Government's long face short messages
Daily Mirror Editorial
Mar 15, 2011
Short Messages eliminated love letters, generated a new language and instigated revolutions. At present, the SMS news alerts have become the most convenient and concise news source with an affordable price tag. At a time when the country’s media freedom is pushed against a wall, Short Message Services (SMS) were the only messengers that could fly freely above the heads of the regime: However, not anymore…
Today, the mobile news alert service was placed along with the other wing-clipped information sources operating in the country due to the latest move by the government in a possible attempt to suppress further the already oppressed media.
With the announcement by the Director-general of the Media Centre for National Security (MCNS), Lakshman Hulugalle that all news agencies should obtain the approval of MCNS before issuing any news alert on security and defence forces, he, deliberately or otherwise, tries to drag the country back to a time where censorship was justified in the name of national security.
In the recent darker days, war was the readymade excuse, repeatedly used to keep people in the dark, from whom numbers of casualties and the magnitude of the damages were conveniently kept hidden. Those were the days when every war news article, defence column, informative graphic and illustration was sent for approval before publication.
Yet, the country’s free media fraternity thought it was a momentary obstruction; a boundary which would vanish with the end of terrorism. However, their common aspiration has evolved from a wish to wishful thinking. Thanks to Mr. Hulugalle and the institution headed by him, country’s free media, in the third year after concluding the war, has come under a newly imposed military news censorship; the objectives of which are beyond the comprehension of those in the fraternity as well as the public. Was this a move to make known the existence of the MCNS or a reminder to the independent media institutions and journalists that, for them, freedom is yet to come?
What Mr. Hulugalle has not understood perhaps is that a news alert is an instant message, which has the tendency to go stale by the time it completes the recommended circle. Such message cannot be an ‘alert’ anymore.

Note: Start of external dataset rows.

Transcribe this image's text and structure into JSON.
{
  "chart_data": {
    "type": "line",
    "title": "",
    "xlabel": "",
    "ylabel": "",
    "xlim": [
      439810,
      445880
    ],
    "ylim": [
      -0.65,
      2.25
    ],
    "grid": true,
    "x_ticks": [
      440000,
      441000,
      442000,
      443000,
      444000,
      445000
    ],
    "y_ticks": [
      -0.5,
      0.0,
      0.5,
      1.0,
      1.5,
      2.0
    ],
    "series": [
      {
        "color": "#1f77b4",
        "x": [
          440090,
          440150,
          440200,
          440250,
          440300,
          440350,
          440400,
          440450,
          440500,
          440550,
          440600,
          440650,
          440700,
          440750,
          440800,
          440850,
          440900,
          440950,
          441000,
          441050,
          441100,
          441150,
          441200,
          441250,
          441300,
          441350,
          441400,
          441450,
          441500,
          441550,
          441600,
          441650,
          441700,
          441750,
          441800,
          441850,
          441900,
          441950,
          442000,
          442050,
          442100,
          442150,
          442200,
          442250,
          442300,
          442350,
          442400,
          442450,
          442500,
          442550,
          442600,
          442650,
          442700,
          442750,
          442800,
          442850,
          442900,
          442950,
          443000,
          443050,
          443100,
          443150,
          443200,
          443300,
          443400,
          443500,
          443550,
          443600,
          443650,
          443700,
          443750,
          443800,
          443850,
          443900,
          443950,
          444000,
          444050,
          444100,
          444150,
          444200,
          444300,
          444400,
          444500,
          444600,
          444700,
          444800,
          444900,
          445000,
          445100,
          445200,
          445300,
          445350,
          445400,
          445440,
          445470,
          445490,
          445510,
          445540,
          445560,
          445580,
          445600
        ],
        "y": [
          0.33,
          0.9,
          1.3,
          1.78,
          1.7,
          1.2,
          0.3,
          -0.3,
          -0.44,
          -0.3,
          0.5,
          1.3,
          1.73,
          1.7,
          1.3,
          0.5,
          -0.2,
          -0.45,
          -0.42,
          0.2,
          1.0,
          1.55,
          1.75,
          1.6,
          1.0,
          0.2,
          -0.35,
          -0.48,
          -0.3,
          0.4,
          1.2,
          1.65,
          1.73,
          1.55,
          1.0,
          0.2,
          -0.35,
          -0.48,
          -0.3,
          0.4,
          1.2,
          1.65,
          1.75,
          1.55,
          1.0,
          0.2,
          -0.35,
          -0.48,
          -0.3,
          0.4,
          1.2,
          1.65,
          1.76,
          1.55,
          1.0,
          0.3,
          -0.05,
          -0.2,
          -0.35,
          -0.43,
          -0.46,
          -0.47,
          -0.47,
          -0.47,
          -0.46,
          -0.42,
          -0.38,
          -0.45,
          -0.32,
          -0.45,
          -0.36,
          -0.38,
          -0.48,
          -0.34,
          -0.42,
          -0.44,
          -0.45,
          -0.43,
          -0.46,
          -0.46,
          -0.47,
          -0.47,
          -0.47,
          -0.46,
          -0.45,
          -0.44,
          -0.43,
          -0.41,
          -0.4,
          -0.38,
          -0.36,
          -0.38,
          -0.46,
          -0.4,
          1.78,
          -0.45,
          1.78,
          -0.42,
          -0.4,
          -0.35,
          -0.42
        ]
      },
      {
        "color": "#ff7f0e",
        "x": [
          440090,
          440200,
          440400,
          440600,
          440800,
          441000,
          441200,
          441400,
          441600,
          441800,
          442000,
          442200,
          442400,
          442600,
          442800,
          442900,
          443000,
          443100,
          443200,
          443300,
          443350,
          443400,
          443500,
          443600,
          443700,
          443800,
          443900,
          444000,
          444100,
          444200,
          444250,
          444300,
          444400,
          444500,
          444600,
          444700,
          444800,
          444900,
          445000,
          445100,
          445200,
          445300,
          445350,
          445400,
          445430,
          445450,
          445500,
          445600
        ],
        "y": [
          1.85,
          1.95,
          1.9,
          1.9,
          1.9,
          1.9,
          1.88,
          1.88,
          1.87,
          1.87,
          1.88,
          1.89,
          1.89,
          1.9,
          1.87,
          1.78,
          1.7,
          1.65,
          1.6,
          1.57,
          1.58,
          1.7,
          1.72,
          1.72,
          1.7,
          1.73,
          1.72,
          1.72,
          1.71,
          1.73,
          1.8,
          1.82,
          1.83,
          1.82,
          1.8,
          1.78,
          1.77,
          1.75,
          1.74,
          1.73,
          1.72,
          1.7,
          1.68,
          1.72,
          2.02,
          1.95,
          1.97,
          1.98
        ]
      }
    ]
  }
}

True enough, with the advancement of mobile phone technology and the emergence of social media, states around the world find it difficult to keep tabs on civilian activities and the sentiments that are expressed among communities. It may be true that such technological advancements were instrumental in fanning the flames of the recent revolutions that toppled a few governments. Hence, was monitoring SMS’, an action originated from fear of such an upheaval against the government that is growing unpopular in the eyes of the public? And what is next in the government’s ‘grey’-list –Google +, Facebook or Twitter?
Media, with each attempt to throttle its voice, has risen stronger and made its voice heard louder and clearer. For a fraternity such as that, a move of this nature would not be a new heartbreak. Yet, it is the people’s ultimate right to information that is violated; a provision, though made clear in the constitution, has been often belittled and trampled by the powers that be. Yet, such hindrances should be promptly uprooted for the comfort of a citizenry who deserve to enjoy fully their freedoms in a post war territory; for their sacrifices during the hard times cannot be compensated with anything less worthwhile.